Etwa 100 der Geschädigten wollen gegen Zimmer klagen. Vier Fälle sind in Freiburg, dem europäischen Firmensitz, bereits verhandelt worden und zugunsten der Kläger ausgegangen. 25.000 bis 30.000 Euro Schmerzensgeld wurde ihnen jeweils zugesprochen. Zimmer hat im letzten Moment Berufung eingelegt. „Jetzt geht die Sache zum Oberlandesgericht“, sagt Hauke. Das Unternehmen wolle die endgültige Entscheidung wohl so lang wie möglich hinauszögern. Viele der älteren Betroffenen werden das endgültige Urteil gar nicht mehr erleben. „Aber immerhin hat das Gericht in seiner Urteilsbegründung die Fehlerhaftigkeit der Hüftprothese „Durom-Metasul“ festgestellt.“

Hanspeter Hauke ist inzwischen Experte für das Thema „Tests und Zulassung von Medizinprodukten“. Er hofft, dass die Enthüllungen der „Implant Files“ etwas in Bewegung bringen: Für Produkte der höchsten Risikoklasse, etwa Herzschrittmacher, Brustimplantate, Knie- und Hüftgelenke, müssten vor der Zulassung klinische Tests gemacht werden.  Die Zulassung dürfte nicht mehr allein auf Basis von Dokumenten erfolgen. Und es müsste ein unabhängiges zentrales Prothesenregister geben, in dem alle Daten gesammelt werden. „Das muss alles transparent und sicher für die Patienten werden.

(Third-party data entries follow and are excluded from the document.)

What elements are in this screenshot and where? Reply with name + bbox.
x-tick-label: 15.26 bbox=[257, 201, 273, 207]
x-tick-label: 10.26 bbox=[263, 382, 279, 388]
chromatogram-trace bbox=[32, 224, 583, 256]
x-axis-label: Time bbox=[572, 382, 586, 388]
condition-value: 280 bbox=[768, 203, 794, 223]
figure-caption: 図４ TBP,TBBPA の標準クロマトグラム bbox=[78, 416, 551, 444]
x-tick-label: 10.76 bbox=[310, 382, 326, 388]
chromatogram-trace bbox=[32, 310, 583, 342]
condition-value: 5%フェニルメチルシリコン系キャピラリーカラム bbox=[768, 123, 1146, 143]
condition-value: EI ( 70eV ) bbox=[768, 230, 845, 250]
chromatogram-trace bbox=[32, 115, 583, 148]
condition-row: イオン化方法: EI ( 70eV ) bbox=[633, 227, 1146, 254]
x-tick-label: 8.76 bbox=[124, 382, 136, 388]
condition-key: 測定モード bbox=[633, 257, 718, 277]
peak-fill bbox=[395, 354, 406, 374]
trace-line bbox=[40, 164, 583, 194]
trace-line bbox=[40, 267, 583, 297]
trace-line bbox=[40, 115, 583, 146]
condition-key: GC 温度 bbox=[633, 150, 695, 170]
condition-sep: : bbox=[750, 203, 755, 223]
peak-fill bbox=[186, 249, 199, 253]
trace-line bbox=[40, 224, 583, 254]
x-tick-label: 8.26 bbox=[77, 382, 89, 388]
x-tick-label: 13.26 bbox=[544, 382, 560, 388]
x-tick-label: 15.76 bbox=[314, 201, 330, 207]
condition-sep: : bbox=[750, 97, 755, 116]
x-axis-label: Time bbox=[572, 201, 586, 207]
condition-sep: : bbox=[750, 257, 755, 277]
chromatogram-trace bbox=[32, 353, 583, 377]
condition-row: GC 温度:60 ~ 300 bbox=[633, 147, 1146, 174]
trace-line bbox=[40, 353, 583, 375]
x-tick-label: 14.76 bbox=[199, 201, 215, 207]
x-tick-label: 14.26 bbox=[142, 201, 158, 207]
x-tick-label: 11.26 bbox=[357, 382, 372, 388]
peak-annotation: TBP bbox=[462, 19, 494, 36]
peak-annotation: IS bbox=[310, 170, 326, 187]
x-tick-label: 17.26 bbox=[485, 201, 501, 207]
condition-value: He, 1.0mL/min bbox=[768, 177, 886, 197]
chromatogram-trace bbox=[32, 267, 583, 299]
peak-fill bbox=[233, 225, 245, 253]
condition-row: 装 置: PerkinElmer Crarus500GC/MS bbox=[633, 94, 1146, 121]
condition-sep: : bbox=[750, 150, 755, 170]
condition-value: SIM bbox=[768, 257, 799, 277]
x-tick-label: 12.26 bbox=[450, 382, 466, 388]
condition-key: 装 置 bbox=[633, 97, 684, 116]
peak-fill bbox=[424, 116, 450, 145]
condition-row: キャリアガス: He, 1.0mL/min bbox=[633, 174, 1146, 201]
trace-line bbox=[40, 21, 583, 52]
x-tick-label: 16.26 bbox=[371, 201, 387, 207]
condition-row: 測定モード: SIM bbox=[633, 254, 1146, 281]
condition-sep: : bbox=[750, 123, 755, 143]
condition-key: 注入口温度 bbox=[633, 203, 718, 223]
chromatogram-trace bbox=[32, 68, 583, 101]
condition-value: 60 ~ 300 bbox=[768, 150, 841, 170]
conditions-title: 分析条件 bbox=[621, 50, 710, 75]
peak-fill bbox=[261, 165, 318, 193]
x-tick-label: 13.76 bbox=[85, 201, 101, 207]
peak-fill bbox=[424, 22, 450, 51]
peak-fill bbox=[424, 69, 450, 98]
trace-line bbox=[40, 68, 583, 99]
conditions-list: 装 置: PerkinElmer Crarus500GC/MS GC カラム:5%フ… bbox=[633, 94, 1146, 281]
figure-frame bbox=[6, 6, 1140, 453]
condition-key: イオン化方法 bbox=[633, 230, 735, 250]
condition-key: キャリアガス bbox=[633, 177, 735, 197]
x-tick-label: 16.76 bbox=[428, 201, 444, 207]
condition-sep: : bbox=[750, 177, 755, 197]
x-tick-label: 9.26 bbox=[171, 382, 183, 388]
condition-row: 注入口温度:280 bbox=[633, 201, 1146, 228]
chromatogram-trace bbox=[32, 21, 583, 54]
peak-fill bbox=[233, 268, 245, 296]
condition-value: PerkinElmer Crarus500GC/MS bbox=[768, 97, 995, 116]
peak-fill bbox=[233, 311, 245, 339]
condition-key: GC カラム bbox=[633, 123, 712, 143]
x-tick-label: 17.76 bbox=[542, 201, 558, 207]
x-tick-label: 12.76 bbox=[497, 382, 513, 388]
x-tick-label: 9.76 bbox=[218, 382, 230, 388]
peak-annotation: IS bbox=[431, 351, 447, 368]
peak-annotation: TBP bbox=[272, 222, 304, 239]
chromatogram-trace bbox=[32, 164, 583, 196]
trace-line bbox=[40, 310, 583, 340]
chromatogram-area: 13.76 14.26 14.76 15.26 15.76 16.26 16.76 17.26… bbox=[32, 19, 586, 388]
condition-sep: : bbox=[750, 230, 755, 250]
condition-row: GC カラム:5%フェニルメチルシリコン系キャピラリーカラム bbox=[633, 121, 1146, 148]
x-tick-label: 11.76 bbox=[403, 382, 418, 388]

Der früher einmal sportliche Hanspeter Hauke kann keine längeren Strecken gehen, und auch kürzere bereiten ihm an manchen Tagen Probleme. „Ich kann auch nicht länger stehen. Ich muss also immer nach Sitzgelegenheiten Ausschau halten“, sagt der 64-Jährige, der auch nicht mehr berufstätig sein kann. Das gefährliche Metall ist bis heute in Haukes Körper nachweisbar. „Dadurch verhärtet sich allmählich das Gewebe im Oberschenkel, er wird mit der Zeit knochenhart.“ Der Zustand ist irreversible, so wie die Schmerzen, die er nicht mehr los wird.